【日本の論点】「日本の防衛力増強」が民主主義を救う 頼りの米が「防衛費増額」要請も岸田首相の危機感は乏しい?

米国から「日本の防衛予算増額」の要請が相次いでいる。
次期駐日大使に指名されたラーム・エマニュエル氏は20日、上院外交委員会の公聴会で、日本の防衛費増額は「同盟に不可欠」だと述べた。
22日には、日経新聞と米戦略国際問題研究所(CSIS)共催のシンポジウムで、リチャード・アーミテージ元米国務副長官と、ジョセフ・ナイ元国防次官補が、日本の防衛費倍増を求めた。
こうしたなか、中国海軍とロシア海軍の艦艇計10隻は17日から23日にかけて、日本海から津軽海峡を通過した後、太平洋を南下し、鹿児島県・佐多岬と種子島の間の大隅海峡を抜けて東シナ海に入った。日本列島をほぼ一周した。今後、中露による「日本への威嚇航行」が常態化する可能性もある。
こうしたなか、与野党党首は24日、NHK番組で論戦を交わした。
自民党は衆院選公約に「GDP(国内総生産)比2%以上も念頭に増額を目指す」と掲げているが、岸田文雄首相は「いきなり次の予算うんぬんというより、まずは議論をしっかり行うところから始めなければならない」と、何とも吹っ切れない回答だった。
これだけの危機が迫っているのに、与野党党首とも危機感が乏しかった。
米国の「日本の防衛費増額」要求は、やむにやまれぬ事情がある。米国だけでは、増強する中国の軍事力を押さえることができないのだ。そのため、日本や英国など民主主義同盟で中国を押さえ込もうとしている。
米国は、日本とオーストラリア、インドとの戦略的枠組み「QUAD(クアッド)」ではインドを、最近発足した英国とオーストラリアとの新しい安全保障の枠組み「AUKUS(オーカス)」では英国を、インド太平洋に巻き込んだ。
10月2、3日、米海軍と海上自衛隊、英海軍、オランダ海軍、カナダ海軍、ニュージーランド海軍は、沖縄南西海空域で共同訓練を実施した。米英の3空母を含む17隻が参加した。
この大規模訓練は、中国とロシアを刺激した。中国の環球時報は19日、前述した中露艦隊の津軽海峡通過について、初めて合同で行った「海上戦略巡航」とし、「域外国と周辺国への厳正な警告だ」と報道した。
ここで、注目すべきは、米国中心の民主主義同盟がどのくらい強固かだ。「台湾有事」が勃発すれば、米国はどの国家を頼りにできるのか。
英国はこの地域に空母を常駐させているわけではなく、地理的にも離れている。オーストラリア軍はそれほど大きくない。インドは有事には中立宣言をするだろう。
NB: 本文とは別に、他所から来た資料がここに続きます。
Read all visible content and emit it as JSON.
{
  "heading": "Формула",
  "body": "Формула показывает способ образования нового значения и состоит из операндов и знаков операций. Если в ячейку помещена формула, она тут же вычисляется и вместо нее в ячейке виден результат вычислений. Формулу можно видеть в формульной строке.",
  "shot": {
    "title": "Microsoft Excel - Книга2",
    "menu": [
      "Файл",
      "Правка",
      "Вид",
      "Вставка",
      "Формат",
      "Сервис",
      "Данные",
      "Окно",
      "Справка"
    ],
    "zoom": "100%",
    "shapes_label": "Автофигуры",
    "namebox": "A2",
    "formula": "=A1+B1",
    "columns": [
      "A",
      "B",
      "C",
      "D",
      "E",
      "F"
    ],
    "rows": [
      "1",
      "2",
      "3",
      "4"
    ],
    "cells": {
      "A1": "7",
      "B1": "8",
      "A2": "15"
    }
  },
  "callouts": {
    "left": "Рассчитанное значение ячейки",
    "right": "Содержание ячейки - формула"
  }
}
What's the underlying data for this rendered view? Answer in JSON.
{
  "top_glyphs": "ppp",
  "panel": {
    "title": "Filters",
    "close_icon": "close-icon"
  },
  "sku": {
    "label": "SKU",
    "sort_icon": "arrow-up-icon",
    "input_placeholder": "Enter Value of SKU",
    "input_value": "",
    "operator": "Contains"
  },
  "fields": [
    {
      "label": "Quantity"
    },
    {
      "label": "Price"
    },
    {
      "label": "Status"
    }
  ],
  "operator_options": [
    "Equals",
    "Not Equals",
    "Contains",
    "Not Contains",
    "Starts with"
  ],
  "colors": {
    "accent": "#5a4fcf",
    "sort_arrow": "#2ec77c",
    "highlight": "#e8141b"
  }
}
結局のところ、米国は日本しか信頼して軍事的に期待できる国家はないのだ。つまり日本の動向次第で、民主主義同盟の強さが決まる。
岸田首相は、日本と世界の「自由」と「民主」「人権」「法の支配」を守り抜くため、米国とともに強い意志を持ち、防衛費を増加させて共同歩調をとらねばならない。日本の責任は重い。
■川上高司(かわかみ・たかし) 拓殖大学海外事情研究所教授。1955年、熊本県生まれ。大阪大学博士(国際公共政策)。フレッチャースクール外交政策研究所研究員、中曽根世界平和研究所研究員、防衛庁防衛研究所主任研究官、北陸大学法学部教授などを経て現職。著書・共著に『トランプ後の世界秩序』(東洋経済新報社)、『2021年パワーポリテイクスの時代-日本の外交・安全保障をどう動かすか』(創成社)など。